Éditeur chevronné qu’il est, Schwalbe sait comment structurer un livre pour un maximum d’effet. Les chapitres sont classés par ordre chronologique, divisés en décennies. Le récit passe de l’obtention du diplôme à leur 10e réunion à Yale en 1994 – qui trouve Maxey déjà marié avec trois enfants et un quatrième en route. Schwalbe, lui aussi, est installé – dans un bon travail d’édition à New York, où il vit avec son petit ami de 10 ans, qu’il a rencontré à Hong Kong (et finit par se marier).

Pour expliquer comment ils en sont arrivés là, Schwalbe revient en 1986 pour une plongée profonde dans la formation brutale SEAL de Maxey et son travail d’enseignant et d’entraîneur de lutte dans une prestigieuse école préparatoire du New Jersey. Tout cela fait partie du chemin indirect de Maxey vers ce qui devient sa mission de vie – ouvrir l’école de l’île Cape Eleuthera aux Bahamas afin d’enseigner la conservation marine et « d’inspirer les jeunes à croire qu’ils peuvent faire une différence ».

Certaines informations sont retenues stratégiquement, laissant délibérément des fils narratifs en suspens, pour être liés plus tard. Nous devons attendre des décennies pour savoir pourquoi Maxey a quitté les SEALS après six ans de service.

« J’aime voir ce qui arrive aux gens au fil du temps », écrit Schwalbe. À un certain niveau, c’est de cela qu’il s’agit dans ce livre : le long terme. Mais il s’agit aussi des hauts et des bas étroitement observés d’une relation souvent difficile, qui a nécessité des efforts délibérés pour se maintenir. Schwalbe, en particulier, a dû surmonter des idées préconçues, des insécurités et une méfiance innée afin de s’ouvrir et de faire confiance à Maxey, qui différait de lui à bien des égards.

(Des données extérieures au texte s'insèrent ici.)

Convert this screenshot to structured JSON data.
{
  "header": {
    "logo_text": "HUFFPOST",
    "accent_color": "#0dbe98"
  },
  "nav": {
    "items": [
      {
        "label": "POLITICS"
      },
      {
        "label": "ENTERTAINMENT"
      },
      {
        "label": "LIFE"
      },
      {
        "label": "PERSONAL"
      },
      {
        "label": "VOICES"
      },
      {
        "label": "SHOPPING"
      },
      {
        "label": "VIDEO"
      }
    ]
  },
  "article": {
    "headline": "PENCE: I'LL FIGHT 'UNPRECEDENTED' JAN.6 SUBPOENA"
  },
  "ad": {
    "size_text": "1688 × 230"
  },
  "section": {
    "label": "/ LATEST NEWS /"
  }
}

Les bons amis élargissent la vie de l’autre. Maxey a certainement sorti Schwalbe de sa zone de confort, en particulier lors de courses, de nages et de plongées physiquement difficiles à l’aube lors de ses visites à Eleuthera.

De bons amis partagent également des problèmes entre eux, qu’ils soient financiers, conjugaux, professionnels ou liés à la santé. Ils sont là l’un pour l’autre en temps de crise. Schwalbe se prend à partie pour son manque de démonstration profondément enraciné et sa tendance à s’absenter juste au moment où son ami a besoin de lui.

réussit, dans une large mesure, parce que Maxey apparaît comme un grand personnage. Il se révèle également être un ami chaleureux et dévoué. Ce livre est la revanche de Schwalbe, sa façon d’exprimer sa gratitude en utilisant les outils avec lesquels il est le plus à l’aise.